RANT about Niagara // Scratchpad // Developer Assistant

I just need to rant and vent for a minute about the horrendous experience that is learning niagara for Unreal 5.xx
if you´re trying to do some more advanced stuff and have zero programming knowledge and try to learn scratchpad modules with the unreal developer assistant…:slight_smile:

Now, I love Unreal to pieces, but I come from a 3ds max // DCC workflow and Niagara is what I´ve put off longest.
But its pretty much one of 2 or 3 things keeping me from ditching 3ds max completely and so I finally started.

And overall: I was pleasantly surprised how much I could already do after watching just a few tutorials and dissecting some examples.

But today I got stuck for hours, trying to figure out how to make mesh particles both oriented towards their velocity vectors AND have additional spin…
Or, heck, just have some random rotation offset.

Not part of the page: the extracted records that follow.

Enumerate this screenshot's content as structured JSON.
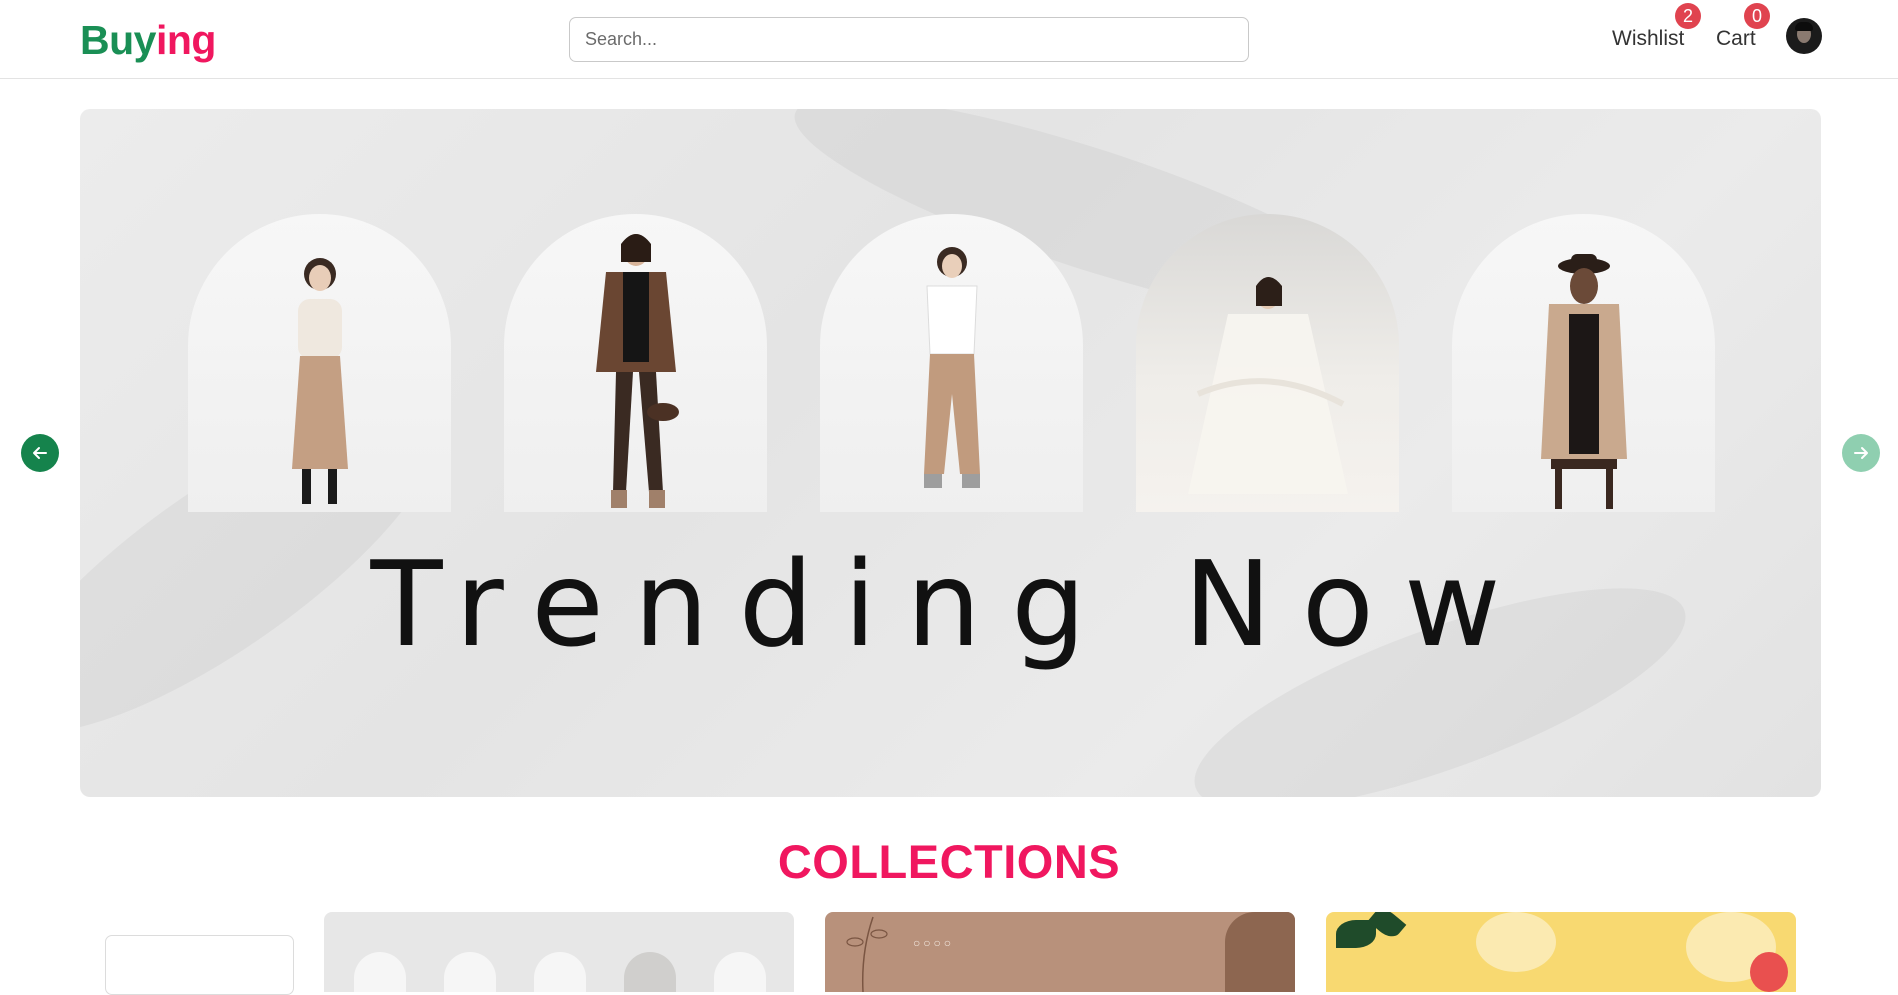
{
  "header": {
    "brand_part1": "Buy",
    "brand_part2": "ing",
    "search_placeholder": "Search...",
    "wishlist_label": "Wishlist",
    "wishlist_count": "2",
    "cart_label": "Cart",
    "cart_count": "0"
  },
  "carousel": {
    "headline": "Trending Now",
    "prev_icon": "arrow-left-icon",
    "next_icon": "arrow-right-icon"
  },
  "collections": {
    "title": "COLLECTIONS"
  },
  "colors": {
    "brand_green": "#1a8f55",
    "brand_pink": "#f0175f",
    "badge_red": "#e0434f",
    "arrow_green": "#15834c"
  }
}
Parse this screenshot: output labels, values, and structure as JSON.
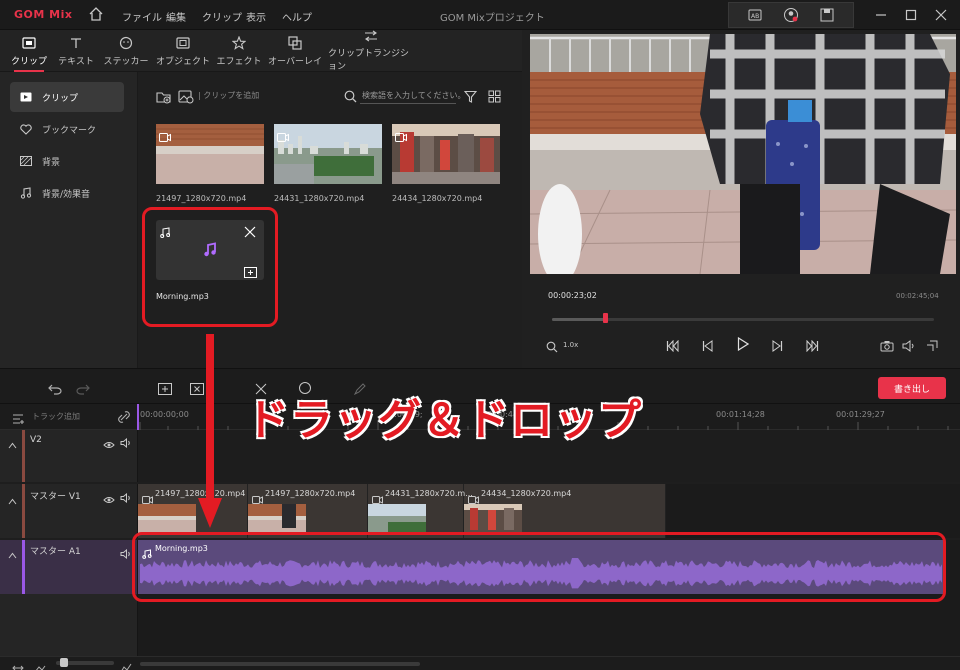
{
  "app": {
    "logo": "GOM Mix",
    "window_title": "GOM Mixプロジェクト",
    "menu": [
      "ファイル",
      "編集",
      "クリップ",
      "表示",
      "ヘルプ"
    ],
    "icons": [
      "home-icon",
      "subtitle-icon",
      "account-icon",
      "save-icon",
      "minimize-icon",
      "maximize-icon",
      "close-icon"
    ]
  },
  "tabs": [
    {
      "label": "クリップ",
      "icon": "clip-icon",
      "active": true
    },
    {
      "label": "テキスト",
      "icon": "text-icon"
    },
    {
      "label": "ステッカー",
      "icon": "sticker-icon"
    },
    {
      "label": "オブジェクト",
      "icon": "object-icon"
    },
    {
      "label": "エフェクト",
      "icon": "effect-icon"
    },
    {
      "label": "オーバーレイ",
      "icon": "overlay-icon"
    },
    {
      "label": "クリップトランジション",
      "icon": "transition-icon"
    }
  ],
  "sidebar": {
    "items": [
      {
        "label": "クリップ",
        "icon": "clip-icon",
        "active": true
      },
      {
        "label": "ブックマーク",
        "icon": "heart-icon"
      },
      {
        "label": "背景",
        "icon": "background-icon"
      },
      {
        "label": "背景/効果音",
        "icon": "music-icon"
      }
    ]
  },
  "library": {
    "add_clip_label": "| クリップを追加",
    "search_placeholder": "検索語を入力してください。",
    "clips": [
      {
        "name": "21497_1280x720.mp4"
      },
      {
        "name": "24431_1280x720.mp4"
      },
      {
        "name": "24434_1280x720.mp4"
      }
    ],
    "audio_clip": {
      "name": "Morning.mp3"
    }
  },
  "preview": {
    "current_time": "00:00:23;02",
    "total_time": "00:02:45;04",
    "zoom": "1.0x",
    "progress": 0.14
  },
  "timeline": {
    "add_track_label": "トラック追加",
    "export_label": "書き出し",
    "ruler": [
      "00:00:00;00",
      "00:00:29;",
      "00:00:44;",
      "00:01:14;28",
      "00:01:29;27"
    ],
    "tracks": [
      {
        "name": "V2"
      },
      {
        "name": "マスター V1"
      },
      {
        "name": "マスター A1"
      }
    ],
    "video_clips": [
      {
        "label": "21497_1280x720.mp4"
      },
      {
        "label": "21497_1280x720.mp4"
      },
      {
        "label": "24431_1280x720.m..."
      },
      {
        "label": "24434_1280x720.mp4"
      }
    ],
    "audio_clip_label": "Morning.mp3"
  },
  "annotation": {
    "text": "ドラッグ＆ドロップ",
    "color": "#e31b23"
  }
}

I kinda get that rotations are tricky in general (i´ve dealt with my fair shair of gimbal locks on rigs etc) and I´m really dumb when it comes to vector math.

So, I was hoping to get some help from the new developer assistant.
Because surely, it must know MORE about Unreal, than a randomGPT chatbot…
But alas…it kept spitting out nonsensical nodes and failed to explain the most simple concepts to me.

I´ve had mixed results in general when trying to use chatGPT for Unreal things, but man…I really wish You guys would focus a bit on actually training your own LLM on actual documentation of your visual scripting stuff.

Because its generally incredibly confusing how many different nodes or nodes that SOUND the same but do something completely different in ONE visual scripting editor vs another one.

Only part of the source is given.